There is not much spontaneity in the normal classical music business. Do you miss that? 

I understand what you mean. But I do believe that there is spontaneity in classical music as well. You have to know the different styles well in order to be able to act more spontaneously in the interpretation. You can and should also incorporate spontaneity in Schubert’s “Wanderer” or his “Erlkönig”. Without it, music is pretty dull.

George Gershwin said of Irving Berlin that he was America’s Franz Schubert. What could he have meant by that? 

Song composer and songwriter are not as far apart as you might think. We love Franz Schubert because he reflected human life in his music: a rushing stream, a galloping horse or the steady whirring of a spinning wheel. This opened up a new world. This special combination of text and music can still be found today in songs by Sting or Paul Simon. A song is always an island with its own world.

Normally there is a significant difference between pop or jazz singing and opera singing. How will you sing these songs?

That’s a very good question. I always tell my students: whatever you sing – Johann Sebastian Bach, Cole Porter or Sting – you are singing music that was written down at a certain time in a certain style. And my job as a performer is to know this context and to adapt my voice and the way I sing. In tennis, there are concrete courts, clay courts or grass. The tempo is different, the bounce of the ball is different, the spin varies – but it’s all tennis.

Many of the songs from the Great American Songbook were composed in Tin Pan Alley – a block of houses on 28th Street in Manhattan.
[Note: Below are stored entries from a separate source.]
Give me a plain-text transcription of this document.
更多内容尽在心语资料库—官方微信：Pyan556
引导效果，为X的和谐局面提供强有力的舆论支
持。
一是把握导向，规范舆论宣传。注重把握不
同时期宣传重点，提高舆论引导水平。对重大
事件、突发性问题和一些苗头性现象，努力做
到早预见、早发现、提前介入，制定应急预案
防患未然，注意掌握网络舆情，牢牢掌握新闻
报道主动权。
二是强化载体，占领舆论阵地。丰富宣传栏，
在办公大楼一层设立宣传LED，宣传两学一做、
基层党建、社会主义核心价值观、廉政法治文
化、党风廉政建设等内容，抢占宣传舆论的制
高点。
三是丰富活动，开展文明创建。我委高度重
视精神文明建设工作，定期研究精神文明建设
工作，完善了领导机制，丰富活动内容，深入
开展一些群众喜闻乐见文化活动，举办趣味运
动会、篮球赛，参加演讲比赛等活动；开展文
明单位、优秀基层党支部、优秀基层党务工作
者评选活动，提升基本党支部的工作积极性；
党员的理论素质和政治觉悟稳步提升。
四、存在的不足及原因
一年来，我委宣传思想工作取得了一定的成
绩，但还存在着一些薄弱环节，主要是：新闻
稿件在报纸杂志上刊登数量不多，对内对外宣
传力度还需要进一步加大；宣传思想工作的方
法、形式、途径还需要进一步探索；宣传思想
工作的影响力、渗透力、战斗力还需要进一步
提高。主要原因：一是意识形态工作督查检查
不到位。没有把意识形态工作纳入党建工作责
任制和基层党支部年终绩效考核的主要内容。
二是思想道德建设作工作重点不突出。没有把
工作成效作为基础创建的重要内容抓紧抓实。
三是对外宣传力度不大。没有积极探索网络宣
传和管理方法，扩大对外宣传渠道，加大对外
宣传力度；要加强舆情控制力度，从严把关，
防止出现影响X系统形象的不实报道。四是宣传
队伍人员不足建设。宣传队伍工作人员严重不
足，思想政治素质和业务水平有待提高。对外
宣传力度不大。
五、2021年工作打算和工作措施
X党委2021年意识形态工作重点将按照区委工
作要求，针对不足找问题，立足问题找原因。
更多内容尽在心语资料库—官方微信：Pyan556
The most important music publishers congregated there in the 1920s and 1930s. But you also have songs by Kurt Weill in your programme, which are different in colour. What do you appreciate about works such as The Threepenny Opera“, from which some of the songs in the Mack-The-Knifemedley are taken?

Kurt Weill was a genius – I love his music through all periods of his life. As an American, I am eternally grateful to him for showing how social issues can be brought into musical theatre, as in his musicals “Love Life” and “Lost in the Stars”. He showed that musical theatre can also be a laboratory of human coexistence and not just pure entertainment. This was also significant for later musical theatre composers such as Oscar Hammerstein and Stephen Sondheim. Kurt Weill’s songs, shaped by New Objectivity and based on poems by Bertolt Brecht, are exceptionally concise and catchy. “Mackie Messer” was also a huge hit in the USA. We do our own version of it in two languages, with an effective change of tempo and lots of improvisation.

The Janoska Ensemble with its line-up of two violins, piano and double bass is not a jazz band. Why does that suit this music? 

A typical jazz trio consists of piano, double bass and drums – they have two of these instruments. The two violins really add a special touch. The melodies are skilfully distributed. And I get to be a part of it.

You have already performed the programme in a similar way at a New Year’s Eve gala in the Vienna Konzerthaus. What can the audience expect on Swiss National Day? 

Joy and an irrepressible desire to make music. The songs are really catchy. Experiencing this family in concert is special. We will also be hosting the concert. So the setting is very relaxed and informal, making it suitable for the whole family.